Silvia Lainez había viajado con su esposo sin mucha ilusión en ese derrotero de clientes a convencer, pero igualmente, conociendo que se cansaría, decidió acompañarlo. Llegaron al lugar de la última visita y se apoltronó en el asiento finamente tapizado del coche nuevo, imprescindible para el trabajo de su marido.
_Me demoraré un rato, Silvia, ¿No quieres bajarte y tomar un café? Preguntó él, con tono cansado.
_No, no te preocupes, yo estoy bien en el auto y si me aburro sigo leyendo el Libro que traje, contestó Silvia, tranquilizándolo.
Primero atinó a quedarse en silencio, con los ojos cerrados, pero pronto los abrió y contempló la calle casi desierta, los pocos transeúntes que quedaban y se detuvo en la vidriera de una casa de Modas, frente a la cual habían estacionado. El escaparate ostentaba una colección de maniquíes luciendo ropas magníficas, pero no llevaban pelucas como la generalidad. Silvia sintió como si las estatuas flexibles dirigieran su mirada, todas juntas, hacia ella. Se estremeció. De pronto, le pareció que los maniquíes salían de la vidriera y enfilaban hacia el auto, donde ella se ovillaba cada vez más en el asiento. La llamaban, sus rostros parecían amables pero fríos, sus cabezas sin pelos la impresionaban. Silvia sonrió y bajó del coche, como flotando. Se tocó la nuca y un remolino ensortijado de rulos azabaches la calmó. Ahora era una más. Se sentía delgada, estilizada, alta, elegante, sus piernas eran largas y esbeltas y lo mejor de todo, tenía pelo. La noche ya había llegado. Todo era oscuridad, salvo por las luces encendidas de la vidriera adonde la llevaban. De allí, bajaron por una corta escalera al salón de ventas y comenzaron a danzar. Silvia los acompañó hasta marearse y caer al piso. Quiso levantarse pero no pudo. Sus compañeros de baile se abalanzaron sobre ella y observándola fríamente, danzaron a su alrededor. Algunos, la pisaron, pero eran tan livianos que Silvia, casi no sentía los pasos sobre su cuerpo, cuando de repente, todo se detuvo, todo quedó en silencio y tumbada en el piso helado, sin poder moverse, observó todo. Un maniquí hermoso hizo su arrogante entrada en el salón. Vestido de mujer, de a ratos y de a ratos de hombre, parecía no tener sexo. Como por arte de magia su atuendo pasaba del femenino al masculino, bajo la tenue luz que llegaba de la vidriera, iluminando al grupo quieto y a la invitada. Como respuesta vertiginosa al ademán de este armazón casi humano que parecía ser el jefe del grupo, todos los demás rodearon el cuerpo tendido de Silvia y con una saña feroz comenzaron a arrancarle uno a uno los pelos de su frondosa cabellera negra.
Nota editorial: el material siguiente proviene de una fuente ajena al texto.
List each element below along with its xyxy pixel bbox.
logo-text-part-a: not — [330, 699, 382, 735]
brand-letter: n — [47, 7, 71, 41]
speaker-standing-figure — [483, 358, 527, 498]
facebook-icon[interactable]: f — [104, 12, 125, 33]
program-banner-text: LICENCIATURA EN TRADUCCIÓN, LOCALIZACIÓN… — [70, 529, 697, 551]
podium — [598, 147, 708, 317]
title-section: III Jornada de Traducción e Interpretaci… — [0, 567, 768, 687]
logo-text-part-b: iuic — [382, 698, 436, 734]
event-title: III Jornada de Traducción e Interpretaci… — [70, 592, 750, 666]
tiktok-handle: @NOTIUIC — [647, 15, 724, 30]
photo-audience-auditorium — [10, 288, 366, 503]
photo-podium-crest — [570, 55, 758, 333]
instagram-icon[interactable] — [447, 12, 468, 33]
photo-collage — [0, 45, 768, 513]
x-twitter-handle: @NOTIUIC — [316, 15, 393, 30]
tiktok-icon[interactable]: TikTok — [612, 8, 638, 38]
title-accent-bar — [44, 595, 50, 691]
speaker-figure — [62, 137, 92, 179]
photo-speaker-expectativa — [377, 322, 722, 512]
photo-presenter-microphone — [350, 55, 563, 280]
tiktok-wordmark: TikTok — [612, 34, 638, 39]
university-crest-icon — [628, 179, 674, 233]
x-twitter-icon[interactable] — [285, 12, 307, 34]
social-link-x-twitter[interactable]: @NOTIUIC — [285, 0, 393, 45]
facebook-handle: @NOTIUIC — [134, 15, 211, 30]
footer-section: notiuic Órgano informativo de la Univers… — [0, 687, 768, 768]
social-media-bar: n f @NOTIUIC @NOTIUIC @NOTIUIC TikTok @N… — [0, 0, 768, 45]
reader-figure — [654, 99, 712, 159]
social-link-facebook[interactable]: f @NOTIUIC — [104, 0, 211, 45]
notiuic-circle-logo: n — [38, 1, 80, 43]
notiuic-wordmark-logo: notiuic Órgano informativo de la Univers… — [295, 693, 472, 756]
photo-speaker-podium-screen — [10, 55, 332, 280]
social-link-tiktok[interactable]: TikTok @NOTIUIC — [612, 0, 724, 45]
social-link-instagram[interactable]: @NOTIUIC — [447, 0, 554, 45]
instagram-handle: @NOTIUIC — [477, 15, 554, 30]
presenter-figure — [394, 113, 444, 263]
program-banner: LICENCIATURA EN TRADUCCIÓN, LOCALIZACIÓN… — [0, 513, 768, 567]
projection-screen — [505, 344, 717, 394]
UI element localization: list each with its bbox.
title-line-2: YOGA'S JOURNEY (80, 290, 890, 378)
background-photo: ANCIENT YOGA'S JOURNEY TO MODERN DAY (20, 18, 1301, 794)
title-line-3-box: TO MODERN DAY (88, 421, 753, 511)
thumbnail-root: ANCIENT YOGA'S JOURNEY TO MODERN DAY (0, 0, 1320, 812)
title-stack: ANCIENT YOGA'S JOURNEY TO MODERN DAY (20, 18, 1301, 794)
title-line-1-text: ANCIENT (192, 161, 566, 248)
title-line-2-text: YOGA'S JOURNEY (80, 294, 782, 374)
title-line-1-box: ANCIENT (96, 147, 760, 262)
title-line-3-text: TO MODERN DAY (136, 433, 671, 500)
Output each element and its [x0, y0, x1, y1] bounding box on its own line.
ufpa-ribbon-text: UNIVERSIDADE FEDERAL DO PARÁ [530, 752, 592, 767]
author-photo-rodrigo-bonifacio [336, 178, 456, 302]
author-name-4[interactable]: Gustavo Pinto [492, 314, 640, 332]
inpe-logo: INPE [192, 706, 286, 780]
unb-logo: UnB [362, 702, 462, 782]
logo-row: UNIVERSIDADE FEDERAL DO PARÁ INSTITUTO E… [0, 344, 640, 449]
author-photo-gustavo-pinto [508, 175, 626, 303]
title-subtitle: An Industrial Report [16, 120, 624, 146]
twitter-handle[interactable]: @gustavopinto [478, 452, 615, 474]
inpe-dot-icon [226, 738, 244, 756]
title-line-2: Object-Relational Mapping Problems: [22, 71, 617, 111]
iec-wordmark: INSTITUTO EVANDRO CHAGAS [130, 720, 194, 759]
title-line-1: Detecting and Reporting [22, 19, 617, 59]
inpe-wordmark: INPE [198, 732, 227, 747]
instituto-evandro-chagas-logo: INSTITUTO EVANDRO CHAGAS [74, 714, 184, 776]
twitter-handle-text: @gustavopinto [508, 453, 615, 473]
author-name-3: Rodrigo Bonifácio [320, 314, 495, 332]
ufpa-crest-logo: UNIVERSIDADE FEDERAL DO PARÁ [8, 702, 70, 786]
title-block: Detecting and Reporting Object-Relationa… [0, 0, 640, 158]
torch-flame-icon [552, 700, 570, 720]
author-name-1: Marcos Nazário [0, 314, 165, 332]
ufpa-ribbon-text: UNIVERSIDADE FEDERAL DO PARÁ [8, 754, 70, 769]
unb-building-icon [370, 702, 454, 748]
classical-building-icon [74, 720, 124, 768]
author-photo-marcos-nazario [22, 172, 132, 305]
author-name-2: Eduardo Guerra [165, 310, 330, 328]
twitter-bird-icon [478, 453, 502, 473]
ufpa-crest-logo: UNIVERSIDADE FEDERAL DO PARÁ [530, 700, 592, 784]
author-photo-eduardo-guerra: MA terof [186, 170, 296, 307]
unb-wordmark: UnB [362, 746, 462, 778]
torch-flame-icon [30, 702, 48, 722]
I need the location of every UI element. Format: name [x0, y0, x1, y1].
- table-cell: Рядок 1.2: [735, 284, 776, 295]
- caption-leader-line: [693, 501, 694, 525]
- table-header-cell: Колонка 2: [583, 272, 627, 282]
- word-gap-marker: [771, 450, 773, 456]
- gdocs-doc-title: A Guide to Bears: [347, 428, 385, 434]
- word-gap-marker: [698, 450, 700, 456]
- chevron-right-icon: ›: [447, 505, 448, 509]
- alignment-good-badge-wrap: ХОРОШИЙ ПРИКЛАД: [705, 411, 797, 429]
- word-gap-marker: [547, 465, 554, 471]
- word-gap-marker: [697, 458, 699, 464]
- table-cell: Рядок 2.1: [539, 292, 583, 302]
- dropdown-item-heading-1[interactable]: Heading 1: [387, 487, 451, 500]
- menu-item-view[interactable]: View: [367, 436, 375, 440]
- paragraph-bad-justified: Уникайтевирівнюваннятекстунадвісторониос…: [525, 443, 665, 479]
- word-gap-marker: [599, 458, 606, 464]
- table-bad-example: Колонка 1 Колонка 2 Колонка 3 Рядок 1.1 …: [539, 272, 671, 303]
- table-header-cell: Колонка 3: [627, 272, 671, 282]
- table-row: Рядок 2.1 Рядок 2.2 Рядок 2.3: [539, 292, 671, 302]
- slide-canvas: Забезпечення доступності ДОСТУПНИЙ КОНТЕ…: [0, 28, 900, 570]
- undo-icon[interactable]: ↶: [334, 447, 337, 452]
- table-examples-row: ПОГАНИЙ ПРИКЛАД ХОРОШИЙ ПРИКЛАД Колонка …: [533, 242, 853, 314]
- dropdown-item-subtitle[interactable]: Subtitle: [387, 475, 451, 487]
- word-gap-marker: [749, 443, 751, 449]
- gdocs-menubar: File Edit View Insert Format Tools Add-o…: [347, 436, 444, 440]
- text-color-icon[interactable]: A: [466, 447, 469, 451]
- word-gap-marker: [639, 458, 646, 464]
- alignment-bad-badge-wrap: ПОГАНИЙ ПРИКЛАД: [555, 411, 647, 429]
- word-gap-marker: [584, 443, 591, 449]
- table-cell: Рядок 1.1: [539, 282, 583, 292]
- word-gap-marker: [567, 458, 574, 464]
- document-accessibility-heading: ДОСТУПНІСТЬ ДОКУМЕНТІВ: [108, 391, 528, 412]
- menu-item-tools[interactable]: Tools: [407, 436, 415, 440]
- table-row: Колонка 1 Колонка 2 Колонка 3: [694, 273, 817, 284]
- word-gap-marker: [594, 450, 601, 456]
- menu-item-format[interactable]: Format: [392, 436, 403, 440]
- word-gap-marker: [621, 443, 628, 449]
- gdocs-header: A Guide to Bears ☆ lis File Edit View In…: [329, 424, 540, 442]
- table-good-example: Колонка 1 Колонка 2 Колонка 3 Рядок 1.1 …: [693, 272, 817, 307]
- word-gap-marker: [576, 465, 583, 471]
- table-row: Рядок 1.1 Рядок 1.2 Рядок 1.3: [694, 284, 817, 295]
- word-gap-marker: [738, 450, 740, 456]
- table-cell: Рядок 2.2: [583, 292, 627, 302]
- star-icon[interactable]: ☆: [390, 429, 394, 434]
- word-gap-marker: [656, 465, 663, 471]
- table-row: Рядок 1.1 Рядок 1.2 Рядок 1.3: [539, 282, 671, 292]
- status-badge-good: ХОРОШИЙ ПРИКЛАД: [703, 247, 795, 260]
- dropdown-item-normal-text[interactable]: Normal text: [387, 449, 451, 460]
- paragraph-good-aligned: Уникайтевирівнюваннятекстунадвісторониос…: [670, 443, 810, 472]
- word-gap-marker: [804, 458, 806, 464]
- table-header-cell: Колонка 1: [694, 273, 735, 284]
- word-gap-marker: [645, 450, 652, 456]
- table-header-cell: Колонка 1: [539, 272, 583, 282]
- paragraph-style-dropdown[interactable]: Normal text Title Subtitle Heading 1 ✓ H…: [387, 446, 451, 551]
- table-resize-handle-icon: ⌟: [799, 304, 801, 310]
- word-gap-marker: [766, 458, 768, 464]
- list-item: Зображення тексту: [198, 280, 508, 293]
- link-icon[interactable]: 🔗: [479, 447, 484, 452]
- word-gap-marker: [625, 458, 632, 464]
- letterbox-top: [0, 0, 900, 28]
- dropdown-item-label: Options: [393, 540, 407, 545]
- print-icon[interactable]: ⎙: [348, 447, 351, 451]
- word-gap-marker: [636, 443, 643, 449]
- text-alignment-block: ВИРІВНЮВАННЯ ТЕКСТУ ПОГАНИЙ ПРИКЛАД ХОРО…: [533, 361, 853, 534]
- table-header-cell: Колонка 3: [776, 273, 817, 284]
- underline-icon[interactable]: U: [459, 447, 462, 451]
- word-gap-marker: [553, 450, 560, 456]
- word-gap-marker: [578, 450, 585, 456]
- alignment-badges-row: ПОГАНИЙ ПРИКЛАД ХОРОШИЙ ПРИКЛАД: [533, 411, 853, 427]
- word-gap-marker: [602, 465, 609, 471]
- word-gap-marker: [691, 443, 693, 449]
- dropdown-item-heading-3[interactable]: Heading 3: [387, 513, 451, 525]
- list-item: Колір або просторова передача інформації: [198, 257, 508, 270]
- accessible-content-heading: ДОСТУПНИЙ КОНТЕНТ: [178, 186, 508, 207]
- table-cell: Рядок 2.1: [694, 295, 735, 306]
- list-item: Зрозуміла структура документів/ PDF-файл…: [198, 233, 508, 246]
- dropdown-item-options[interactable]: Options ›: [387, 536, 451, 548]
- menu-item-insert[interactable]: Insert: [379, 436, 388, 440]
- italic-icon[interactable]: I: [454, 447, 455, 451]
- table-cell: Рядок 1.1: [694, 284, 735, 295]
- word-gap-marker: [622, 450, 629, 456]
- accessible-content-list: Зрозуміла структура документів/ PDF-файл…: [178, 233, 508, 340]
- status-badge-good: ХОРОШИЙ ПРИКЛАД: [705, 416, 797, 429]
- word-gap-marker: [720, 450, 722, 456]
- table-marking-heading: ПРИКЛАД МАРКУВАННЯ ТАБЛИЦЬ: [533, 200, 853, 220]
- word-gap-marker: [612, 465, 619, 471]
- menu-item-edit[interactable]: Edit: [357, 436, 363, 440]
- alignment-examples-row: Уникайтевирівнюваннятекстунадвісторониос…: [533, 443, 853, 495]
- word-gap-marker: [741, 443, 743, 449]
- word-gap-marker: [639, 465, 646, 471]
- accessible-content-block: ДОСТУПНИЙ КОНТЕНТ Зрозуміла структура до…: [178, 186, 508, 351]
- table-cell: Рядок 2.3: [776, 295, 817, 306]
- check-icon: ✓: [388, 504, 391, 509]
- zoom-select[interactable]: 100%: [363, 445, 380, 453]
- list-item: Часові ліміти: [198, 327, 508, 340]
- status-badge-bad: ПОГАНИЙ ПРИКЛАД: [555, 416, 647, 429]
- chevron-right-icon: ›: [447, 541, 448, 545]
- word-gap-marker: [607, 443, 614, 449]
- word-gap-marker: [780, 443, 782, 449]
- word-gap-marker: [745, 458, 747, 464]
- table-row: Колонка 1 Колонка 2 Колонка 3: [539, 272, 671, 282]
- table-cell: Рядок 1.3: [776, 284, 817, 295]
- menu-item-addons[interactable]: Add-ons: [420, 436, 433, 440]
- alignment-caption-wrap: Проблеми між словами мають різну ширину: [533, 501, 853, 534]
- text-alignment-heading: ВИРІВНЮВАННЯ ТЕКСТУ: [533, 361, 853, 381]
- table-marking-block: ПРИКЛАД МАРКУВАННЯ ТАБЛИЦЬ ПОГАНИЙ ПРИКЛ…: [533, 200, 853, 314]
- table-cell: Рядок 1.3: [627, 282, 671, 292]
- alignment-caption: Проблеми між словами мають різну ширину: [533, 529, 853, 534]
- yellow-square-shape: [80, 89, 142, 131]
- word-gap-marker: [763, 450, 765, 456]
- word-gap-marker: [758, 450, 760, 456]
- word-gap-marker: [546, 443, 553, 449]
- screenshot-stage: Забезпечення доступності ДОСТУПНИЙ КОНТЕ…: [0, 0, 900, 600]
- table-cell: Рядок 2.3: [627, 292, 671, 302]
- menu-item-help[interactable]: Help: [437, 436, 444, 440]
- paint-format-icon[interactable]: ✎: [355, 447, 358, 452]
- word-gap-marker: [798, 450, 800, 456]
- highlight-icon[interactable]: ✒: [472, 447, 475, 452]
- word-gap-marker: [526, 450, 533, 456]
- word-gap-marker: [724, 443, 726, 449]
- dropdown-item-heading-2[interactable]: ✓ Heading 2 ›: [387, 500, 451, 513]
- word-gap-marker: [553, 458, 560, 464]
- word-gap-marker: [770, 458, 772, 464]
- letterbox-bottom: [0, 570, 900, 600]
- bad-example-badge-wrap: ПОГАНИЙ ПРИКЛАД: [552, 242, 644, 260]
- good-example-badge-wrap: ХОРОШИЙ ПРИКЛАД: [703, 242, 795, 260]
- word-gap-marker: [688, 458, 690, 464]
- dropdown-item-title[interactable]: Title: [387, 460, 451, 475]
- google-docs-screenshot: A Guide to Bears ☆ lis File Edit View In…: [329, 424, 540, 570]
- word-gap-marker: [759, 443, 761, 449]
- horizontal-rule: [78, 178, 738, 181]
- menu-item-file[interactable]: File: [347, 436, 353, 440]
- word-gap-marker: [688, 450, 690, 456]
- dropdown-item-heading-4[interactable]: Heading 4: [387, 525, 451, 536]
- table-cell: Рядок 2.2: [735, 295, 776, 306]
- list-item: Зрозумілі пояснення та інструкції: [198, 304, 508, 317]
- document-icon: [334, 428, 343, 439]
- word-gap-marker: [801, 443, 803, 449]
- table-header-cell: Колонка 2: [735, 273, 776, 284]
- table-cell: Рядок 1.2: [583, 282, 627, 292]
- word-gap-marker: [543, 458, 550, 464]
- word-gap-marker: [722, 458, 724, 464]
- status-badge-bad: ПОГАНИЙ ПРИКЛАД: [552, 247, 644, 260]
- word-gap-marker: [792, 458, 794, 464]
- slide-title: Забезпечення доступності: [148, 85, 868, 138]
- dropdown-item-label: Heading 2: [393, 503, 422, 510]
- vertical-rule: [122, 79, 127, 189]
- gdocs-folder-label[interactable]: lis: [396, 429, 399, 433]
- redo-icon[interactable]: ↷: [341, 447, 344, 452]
_ No, no, ¿Qué hacen? Gritaba la mujer convertida en maniquí con pelo. El dolor era penetrante. Silvia sintió que unos hilos de sangre le corrían por el rostro y gritó repetidas veces, gritó casi sin voz. Estaba como adherida al suelo. El dolor del arranque de los pelos la superaba. Forcejeaba en vano. Se desmayó.
De repente, los maniquíes dejaron de torturarla y comenzaron nuevamente a bailar a su alrededor. La jefa tomó los cabellos de Silvia y se marchó por donde vino.
Los súbditos alzaron por los brazos a la invitada y la enfrentaron con un espejo de buena calidad, agitándola para que despertara. La imagen devuelta fue horripilante. Silvia se vio pelada y su cabeza ensangrentada e hinchada. Exclamó su dolor y desesperación en dos palabras:
_ ¡Déjenme ir! El dolor parecía no importarle.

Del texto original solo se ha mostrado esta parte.